To navigate that difficult environment, DOE is urging candidates with program and portfolio management, business administration and finance and accounting backgrounds to apply for the Clean Energy Corps, among other things.

Meanwhile, House Republicans, whose razor-thin control of the lower chamber threatens debt limit and appropriations legislation, are targeting domestic spending cuts that could affect new funding and hiring for DOE. House committee chairs, such as Science, Space and Technology Committee Chair Frank Lucas (R-Okla.), are already pursuing oversight investigations. On Wednesday, Lucas renewed his request for more information from DOE on its $200 million grant to Microvast Holdings Inc., a battery producer with ties to China.

“The Secretary is directed to give priority to entities that will not export recovered critical materials to, or use battery material supplied or originating from, a foreign entity of concern, including China,” Lucas said in a letter to Granholm.

A spokesperson for Lucas, Heather Vaughan, stressed that Republicans are not aiming to obstruct implementation of the infrastructure law.

“It’s not to say that these companies shouldn’t get grants; it’s not to say that we shouldn’t be implementing this program,” said Vaughan. “The whole point of this is to build up domestic industry for battery manufacturing. And given that, what kind of guardrails does DOE have in place? What kind of criteria are they putting in place to make sure essentially to know this money will only be used to build up U.S. industry?”

“The reason we’re doing the oversight request is Microvast sort of tripped a few wires,” she said, referencing a Securities and Exchange Commission investigation into the company.

Microvast Holdings Inc. did not respond to request for comment. Earlier this month, Microvast CEO Shane Smith told E&E News that his company is planning to spend $600 million in the U.S. to expand its domestic battery production (E&E Daily, Jan. 13).

Supporters of DOE’s loan program often say that it has helped start businesses like Tesla Inc. and has returned profits to U.S. taxpayers.
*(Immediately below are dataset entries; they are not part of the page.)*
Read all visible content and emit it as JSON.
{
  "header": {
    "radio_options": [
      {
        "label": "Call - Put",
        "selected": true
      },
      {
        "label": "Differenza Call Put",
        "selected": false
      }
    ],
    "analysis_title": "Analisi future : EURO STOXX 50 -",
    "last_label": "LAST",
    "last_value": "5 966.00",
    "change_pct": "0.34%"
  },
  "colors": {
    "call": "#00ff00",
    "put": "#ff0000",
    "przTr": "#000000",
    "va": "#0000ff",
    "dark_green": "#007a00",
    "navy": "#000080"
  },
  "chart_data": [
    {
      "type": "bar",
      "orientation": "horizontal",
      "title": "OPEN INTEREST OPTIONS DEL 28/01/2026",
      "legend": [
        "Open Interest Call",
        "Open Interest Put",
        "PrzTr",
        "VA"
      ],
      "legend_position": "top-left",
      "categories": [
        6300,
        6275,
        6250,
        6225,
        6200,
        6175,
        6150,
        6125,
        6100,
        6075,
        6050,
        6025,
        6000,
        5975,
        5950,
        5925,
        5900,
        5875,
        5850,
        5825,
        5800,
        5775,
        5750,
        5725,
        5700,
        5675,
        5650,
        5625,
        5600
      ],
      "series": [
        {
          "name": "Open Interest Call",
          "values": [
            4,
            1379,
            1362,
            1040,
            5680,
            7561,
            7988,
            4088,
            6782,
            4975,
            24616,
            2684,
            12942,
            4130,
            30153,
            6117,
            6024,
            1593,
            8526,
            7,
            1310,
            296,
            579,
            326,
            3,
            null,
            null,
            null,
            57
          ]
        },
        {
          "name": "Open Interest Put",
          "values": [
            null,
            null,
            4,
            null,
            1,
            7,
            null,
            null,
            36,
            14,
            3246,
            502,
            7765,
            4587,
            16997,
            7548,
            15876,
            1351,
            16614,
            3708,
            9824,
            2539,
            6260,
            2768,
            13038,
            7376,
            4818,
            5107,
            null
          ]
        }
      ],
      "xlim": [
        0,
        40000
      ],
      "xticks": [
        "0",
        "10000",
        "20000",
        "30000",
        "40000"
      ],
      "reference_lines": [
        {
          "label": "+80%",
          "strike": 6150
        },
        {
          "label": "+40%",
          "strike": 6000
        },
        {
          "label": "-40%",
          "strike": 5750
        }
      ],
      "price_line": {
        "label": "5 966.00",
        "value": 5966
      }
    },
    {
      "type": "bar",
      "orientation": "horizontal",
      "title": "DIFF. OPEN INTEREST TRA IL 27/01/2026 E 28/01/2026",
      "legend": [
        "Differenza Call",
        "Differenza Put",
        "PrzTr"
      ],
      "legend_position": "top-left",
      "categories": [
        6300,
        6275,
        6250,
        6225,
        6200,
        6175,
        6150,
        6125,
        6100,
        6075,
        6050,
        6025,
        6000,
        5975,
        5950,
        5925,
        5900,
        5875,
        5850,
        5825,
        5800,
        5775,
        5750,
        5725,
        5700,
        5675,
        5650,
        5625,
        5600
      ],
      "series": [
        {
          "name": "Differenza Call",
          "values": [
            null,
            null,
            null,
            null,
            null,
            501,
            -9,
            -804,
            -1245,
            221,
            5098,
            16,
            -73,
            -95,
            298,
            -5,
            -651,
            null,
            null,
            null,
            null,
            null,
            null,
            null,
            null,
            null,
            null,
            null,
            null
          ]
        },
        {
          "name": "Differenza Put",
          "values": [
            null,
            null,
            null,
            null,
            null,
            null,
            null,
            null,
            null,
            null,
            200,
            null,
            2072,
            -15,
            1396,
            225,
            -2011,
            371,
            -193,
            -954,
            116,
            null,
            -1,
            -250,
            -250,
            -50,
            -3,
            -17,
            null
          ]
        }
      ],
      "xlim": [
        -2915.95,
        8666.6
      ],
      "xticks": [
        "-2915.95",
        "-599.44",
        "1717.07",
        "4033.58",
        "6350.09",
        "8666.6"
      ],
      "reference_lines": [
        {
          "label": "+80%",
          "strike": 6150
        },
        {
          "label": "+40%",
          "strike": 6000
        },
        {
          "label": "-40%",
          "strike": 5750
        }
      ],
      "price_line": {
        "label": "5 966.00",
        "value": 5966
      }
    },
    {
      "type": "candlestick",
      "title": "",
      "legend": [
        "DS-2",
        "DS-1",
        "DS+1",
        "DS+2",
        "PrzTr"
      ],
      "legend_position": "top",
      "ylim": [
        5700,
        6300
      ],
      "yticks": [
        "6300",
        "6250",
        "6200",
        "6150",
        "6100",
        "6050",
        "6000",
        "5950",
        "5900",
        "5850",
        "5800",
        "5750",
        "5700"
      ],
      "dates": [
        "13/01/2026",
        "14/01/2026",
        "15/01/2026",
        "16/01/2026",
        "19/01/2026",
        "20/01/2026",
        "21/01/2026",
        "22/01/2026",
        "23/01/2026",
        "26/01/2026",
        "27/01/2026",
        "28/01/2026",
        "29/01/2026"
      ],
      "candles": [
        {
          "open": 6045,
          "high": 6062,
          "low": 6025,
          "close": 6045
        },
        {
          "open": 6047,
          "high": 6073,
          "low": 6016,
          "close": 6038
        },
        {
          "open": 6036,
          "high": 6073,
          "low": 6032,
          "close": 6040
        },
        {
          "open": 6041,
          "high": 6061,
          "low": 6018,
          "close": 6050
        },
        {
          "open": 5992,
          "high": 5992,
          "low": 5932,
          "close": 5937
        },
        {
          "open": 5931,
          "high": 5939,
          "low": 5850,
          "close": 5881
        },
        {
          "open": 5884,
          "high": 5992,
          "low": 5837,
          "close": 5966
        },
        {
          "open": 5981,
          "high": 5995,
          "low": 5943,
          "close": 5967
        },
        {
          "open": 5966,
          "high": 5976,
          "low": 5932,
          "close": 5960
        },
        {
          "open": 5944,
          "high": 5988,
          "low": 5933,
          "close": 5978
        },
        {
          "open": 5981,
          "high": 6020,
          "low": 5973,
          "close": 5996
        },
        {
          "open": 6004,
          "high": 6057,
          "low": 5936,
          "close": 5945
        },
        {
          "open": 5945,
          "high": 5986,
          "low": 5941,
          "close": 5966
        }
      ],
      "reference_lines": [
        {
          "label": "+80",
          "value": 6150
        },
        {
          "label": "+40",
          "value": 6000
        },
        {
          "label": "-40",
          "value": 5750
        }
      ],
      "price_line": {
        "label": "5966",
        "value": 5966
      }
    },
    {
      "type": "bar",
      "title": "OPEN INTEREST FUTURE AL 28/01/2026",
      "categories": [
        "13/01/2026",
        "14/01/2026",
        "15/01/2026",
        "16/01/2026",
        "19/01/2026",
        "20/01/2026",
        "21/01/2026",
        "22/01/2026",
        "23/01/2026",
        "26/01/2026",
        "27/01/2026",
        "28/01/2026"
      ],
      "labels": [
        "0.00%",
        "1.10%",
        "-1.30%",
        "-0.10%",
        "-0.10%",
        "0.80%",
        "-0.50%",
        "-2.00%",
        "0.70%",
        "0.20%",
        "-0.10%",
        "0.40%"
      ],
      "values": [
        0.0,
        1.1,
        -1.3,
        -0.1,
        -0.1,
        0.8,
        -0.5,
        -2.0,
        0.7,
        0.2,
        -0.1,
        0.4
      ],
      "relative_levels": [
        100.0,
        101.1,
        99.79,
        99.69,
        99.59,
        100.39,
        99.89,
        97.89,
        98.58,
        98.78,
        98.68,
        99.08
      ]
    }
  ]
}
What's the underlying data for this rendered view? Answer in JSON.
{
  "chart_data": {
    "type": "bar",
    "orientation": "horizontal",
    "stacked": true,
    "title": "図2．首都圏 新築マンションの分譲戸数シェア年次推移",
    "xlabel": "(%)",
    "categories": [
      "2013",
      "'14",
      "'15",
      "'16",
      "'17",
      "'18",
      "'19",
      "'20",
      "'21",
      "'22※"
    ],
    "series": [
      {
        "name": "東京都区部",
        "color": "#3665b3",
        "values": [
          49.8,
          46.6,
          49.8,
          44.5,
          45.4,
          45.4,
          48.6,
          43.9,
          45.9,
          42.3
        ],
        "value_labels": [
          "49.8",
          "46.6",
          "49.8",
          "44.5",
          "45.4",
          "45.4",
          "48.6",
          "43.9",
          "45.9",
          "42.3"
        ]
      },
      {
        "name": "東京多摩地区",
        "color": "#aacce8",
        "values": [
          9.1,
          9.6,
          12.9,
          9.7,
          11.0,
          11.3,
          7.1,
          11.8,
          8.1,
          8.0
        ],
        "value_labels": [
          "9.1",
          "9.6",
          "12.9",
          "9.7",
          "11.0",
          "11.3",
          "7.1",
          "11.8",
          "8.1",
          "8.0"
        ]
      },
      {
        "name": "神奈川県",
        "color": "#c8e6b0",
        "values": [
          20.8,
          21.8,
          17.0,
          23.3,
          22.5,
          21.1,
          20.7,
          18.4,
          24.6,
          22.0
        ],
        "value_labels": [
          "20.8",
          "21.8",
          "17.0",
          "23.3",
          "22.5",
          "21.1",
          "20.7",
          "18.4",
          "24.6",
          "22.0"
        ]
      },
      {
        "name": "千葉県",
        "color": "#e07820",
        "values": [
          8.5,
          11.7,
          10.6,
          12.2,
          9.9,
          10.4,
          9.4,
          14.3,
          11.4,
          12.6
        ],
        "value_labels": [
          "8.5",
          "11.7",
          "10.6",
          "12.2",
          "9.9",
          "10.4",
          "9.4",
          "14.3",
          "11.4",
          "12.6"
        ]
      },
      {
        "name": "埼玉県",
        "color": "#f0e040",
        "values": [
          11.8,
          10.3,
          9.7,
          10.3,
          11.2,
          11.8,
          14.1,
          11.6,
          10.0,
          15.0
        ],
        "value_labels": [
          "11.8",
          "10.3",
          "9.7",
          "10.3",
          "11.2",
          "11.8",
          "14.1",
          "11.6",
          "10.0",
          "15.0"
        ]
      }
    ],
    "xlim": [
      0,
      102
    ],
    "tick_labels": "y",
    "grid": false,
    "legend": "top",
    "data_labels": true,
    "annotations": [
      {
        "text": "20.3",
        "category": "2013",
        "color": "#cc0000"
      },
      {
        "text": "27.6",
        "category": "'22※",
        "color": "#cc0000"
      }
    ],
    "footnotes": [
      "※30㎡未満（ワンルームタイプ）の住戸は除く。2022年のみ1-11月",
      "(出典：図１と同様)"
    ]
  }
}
But Republicans will also surely be on the hunt for next Solyndra, a solar panel company that in 2011 defaulted on a $535 million loan from the DOE.

Energy experts say the department is sure to misstep with at least a portion of the tens of billions of dollars it’s preparing to send out the door.

“The challenge for the federal government, compared to an investment bank or private equity firm is: can DOE really use a portfolio approach?” said Christine Tezak, a managing director at energy analysis firm ClearView Energy Partners LLC. “Any sort of failure could land like a ton of bricks just as Solyndra did. You don’t have the opportunity, like a private investor would, to have some winners and some losers and to hope that in the end, the performance overall is good.”